Sanık tüm aşamalarda; "silahlı terör örgütü üyesi ile telefonda görüşmediğini, örgüte yardım etmediğini, örgüt üyeliğinden daha önce açılan davada beraat ettiğini, askeri ihaleler aldığından örgüt tarafından tehdit edildiğini, yakınlarının örgüt tarafından öldürüldüğünü, örgütün kendisine maddi ceza kestiğini, iletişimin tespitine ilişkin konuşmaların telefonunu emanet olarak verdiği kişiler tarafından yapılmış olabileceğini" savunmuştur.
Dosyadaki bilgi ve belgeler uyarınca;
Sanığın silahlı terör örgütüne yardım ettiği iletişimin tespitine dayanmakta olup, yardımın yapıldığına ilişkin maddi kanıt ve tespit bulunmamaktadır.
Sanığın telefonla görüştüğü örgüt mensubu yakalanamamış olup, hakkındaki evrak tefrik edilmiştir.
İletişimin tespiti sonucu elde edilen bulguların delil olarak kabul edilmesinde kuşku bulunmamaktadır. Ancak konuşmalar soyut olup, bunun maddi olarak gerçekleşmesi halinde suç oluşacaktır. Ceza hukukunda temel ilke olan maddi gerçeğin kuşkuya yer vermeyecek şekilde ortaya çıkarılması gerekmektedir.
Bu kapsamda;
1- Yakalanmadığı için dosyası ayrılan ve maddi yardım yapıldığı iddia olunan Y..E.."ın (Agiri Kod) Van Cumhuriyet Başsavcılığında bulunan 2006/380 sayılı soruşturma evrakının karar aşamasından akıbeti araştırılmalı,
2- Sanığın suç tarihinden önce hakkında açılan kamu davasından beraat etmesi, dosya içerisindeki belge uyarınca örgüt tarafından kendisine ceza kesilmesi, temyiz dilekçesine eklenen belgeler uyarınca sanığın araçlarının örgütçe yakılması gözetilip, kolluk güçlerinden sanığın örgütsel konumu hakkında güncel bilgi istenmesi,
3- Sanığın, iletişimin tespitine ilişkin konuşmaların kendisi tarafından yapılmadığını savunması karşısında; emanette bulunan ses kayıtları ve sanığın gerçek sesinin savunmayı doğrulayacak veya çürütecek şekilde analizi yönünde uzman bilirkişi incelemesi yaptırılması gerekmesi,
Hususları gözetilmediğinden, yerel mahkeme kararının eksik inceleme nedeniyle bozulması yerine, onanmasına karar verilmesi itiraz sebebi olarak görülmüştür.
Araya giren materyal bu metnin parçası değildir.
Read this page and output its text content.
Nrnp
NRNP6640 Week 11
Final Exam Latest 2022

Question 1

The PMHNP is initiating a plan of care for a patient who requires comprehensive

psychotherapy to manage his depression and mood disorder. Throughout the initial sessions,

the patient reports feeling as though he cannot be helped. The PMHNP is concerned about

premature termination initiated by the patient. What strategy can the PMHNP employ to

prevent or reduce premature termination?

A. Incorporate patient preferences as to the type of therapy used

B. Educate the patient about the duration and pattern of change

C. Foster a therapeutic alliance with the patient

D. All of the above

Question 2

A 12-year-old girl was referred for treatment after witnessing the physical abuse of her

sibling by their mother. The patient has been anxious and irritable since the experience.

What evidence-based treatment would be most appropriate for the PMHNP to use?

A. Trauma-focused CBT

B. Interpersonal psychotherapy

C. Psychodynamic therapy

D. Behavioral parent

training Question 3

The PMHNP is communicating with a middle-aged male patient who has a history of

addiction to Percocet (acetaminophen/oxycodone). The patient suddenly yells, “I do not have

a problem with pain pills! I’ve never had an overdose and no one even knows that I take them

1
Yukarıda açıklanan nedenlerle; itirazın kabulü ile,
1- Yargıtay 9. Ceza Dairesinin 22.02.2011 tarih, E. No: 2009/3411, K. No: 2011/1132 sayılı onama kararının kaldırılması,
2- Van 3. Ağır Ceza Mahkemesinin 12.06.2007 tarih ve E. No: 2006/113, K. No: 2007/183 sayılı mahkûmiyet hükmünün eksik inceleme nedeniyle bozulması” istemiyle itiraz yasa yoluna başvurmuştur.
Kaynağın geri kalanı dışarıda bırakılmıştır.